As a first step, you need to collect training data and dump it as a set of pictures. Ideally, this is done with exactly the same system as will be run in production so as to get the best model possible. Good training data can be recorded by asking as many people as possible (one after the other) to stand in front of the robot's camerase and turn on the spot, or walk in small circles. This data should then be used to dump images of that person using the same vision/perception system as will be run later.
In our case, we did this with two different perception stacks:
- The STRANDS stack, using our upper body detector and/or pedestrian tracker.
- The SPENCER stack, using the same base components.
You can either use these stacks and the provided dump_tracks.launch
(most tested with the SPENCER stack) and dump_ubdcpp.launch
or take inspiration from them and adapt them to your stack.
dump_tracks.launch
can be used this way, for example:
roslaunch biternion dump_tracks.launch wfactor:=0.8 hfactor:=0.3 subbg:=true bgcoeff:=0.4 dir:=~/dump/bagfile01/
rosbag play --rate 0.3 your_bag_file_01.bag
This will dump images of the tracked person in the playing bagfile, cutting out the top 30% of the tracker bounding-box (hfact:=0.3
) and
reducing the width to 80% of the tracker bounding-box (wfact:=0.8
).
It will also do background-subtraction (subbg:=true
) using depth data by discarding pixels further than 1m from the 40-percentile (bgcoeff:=0.4
) of the boxes' depth values, in order to make the training more robust.
Finally, all pictures will be dumped to the folder ~/dump/bagfile01
.
Now when we have all the pictures of the heads, we rescale them to the same size (TODO: add imagemagick command) and split all the dataset two times:
/4p
/backleft
/backright
/frontleft
/frontright
/4x
/back
/front
/left
/right
The 4p
and 4x
folders contain the same pictures but sorted differently. p
here stands for plus sign (+
), and x
for a cross.
The rough idea for this labeling is the following:
Labeling the data in this way is very fast and simple: open the dump in a file-browser, enable thumbnails and then drag-select a whole bunch of images to the corresponding label-folder, e.g. 4p/backleft
.
We recommend you think of specific things to watch for by labeling, e.g. in the +
case, it's very effective to look at the person's nosetip, whereas for the x
case the cheeks and eyes are helpful.
Given a labeled folder layout as described above, to train a new network simply run scripts/train.py
:
rosrun biternion train.py -d data_dir
data_dir
should contain the 4p
and 4x
folders that we prepared in the previous step. To get other parameters run:
python train.py -h
After training you will have .npz file. And now it's time to use it for prediction.

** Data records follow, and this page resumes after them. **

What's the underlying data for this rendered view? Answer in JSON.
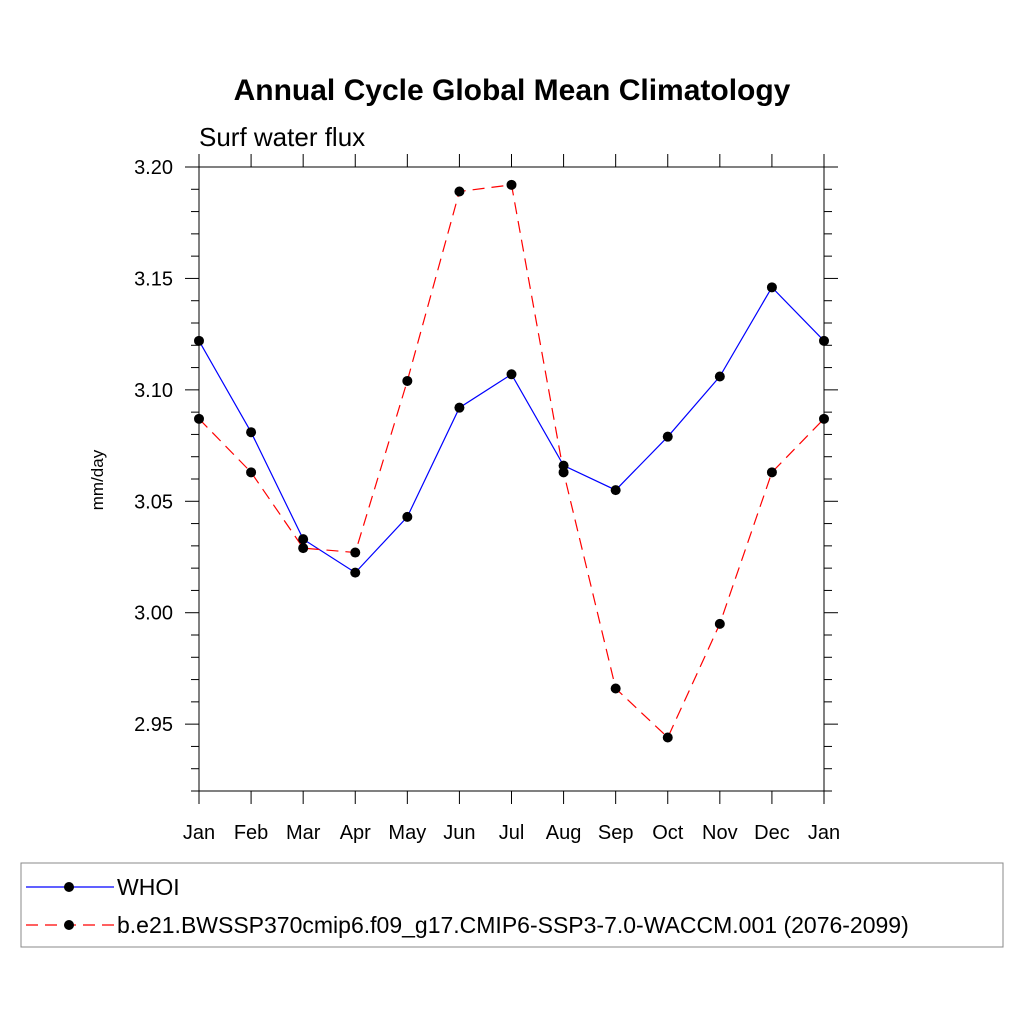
{
  "chart_data": {
    "type": "line",
    "title": "Annual Cycle Global Mean Climatology",
    "subtitle": "Surf water flux",
    "xlabel": "",
    "ylabel": "mm/day",
    "categories": [
      "Jan",
      "Feb",
      "Mar",
      "Apr",
      "May",
      "Jun",
      "Jul",
      "Aug",
      "Sep",
      "Oct",
      "Nov",
      "Dec",
      "Jan"
    ],
    "ylim": [
      2.92,
      3.2
    ],
    "yticks": [
      "3.20",
      "3.15",
      "3.10",
      "3.05",
      "3.00",
      "2.95"
    ],
    "ytick_values": [
      3.2,
      3.15,
      3.1,
      3.05,
      3.0,
      2.95
    ],
    "series": [
      {
        "name": "WHOI",
        "color": "#0000ff",
        "dash": "solid",
        "values": [
          3.122,
          3.081,
          3.033,
          3.018,
          3.043,
          3.092,
          3.107,
          3.066,
          3.055,
          3.079,
          3.106,
          3.146,
          3.122
        ]
      },
      {
        "name": "b.e21.BWSSP370cmip6.f09_g17.CMIP6-SSP3-7.0-WACCM.001 (2076-2099)",
        "color": "#ff0000",
        "dash": "dashed",
        "values": [
          3.087,
          3.063,
          3.029,
          3.027,
          3.104,
          3.189,
          3.192,
          3.063,
          2.966,
          2.944,
          2.995,
          3.063,
          3.087
        ]
      }
    ],
    "legend_position": "bottom"
  }
}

TODO: describe about using making/using different models.
Prediction parameters are in launch/predict.launch
file. Specify your model (model
argument) here and the trained .npz file (weights
).
Prepare ROS for prediction:
source /opt/ros/indigo/setup.bash #source your ROS setup file
roscore #start roscore
But if you just want to t est it on a bagfile, don't forget to set sim_time beforehand!
rosparam set use_sim_time true #make ros use simulation time
roslaunch spencer_rwth all.launch sensor_frame:=front
rosbag play --clock -r 0.3 bagfile_here #play some data with rosbag
Run the prediction node finally:
roslaunch biternion predict.launch
After that you can open rqt and check your predictions.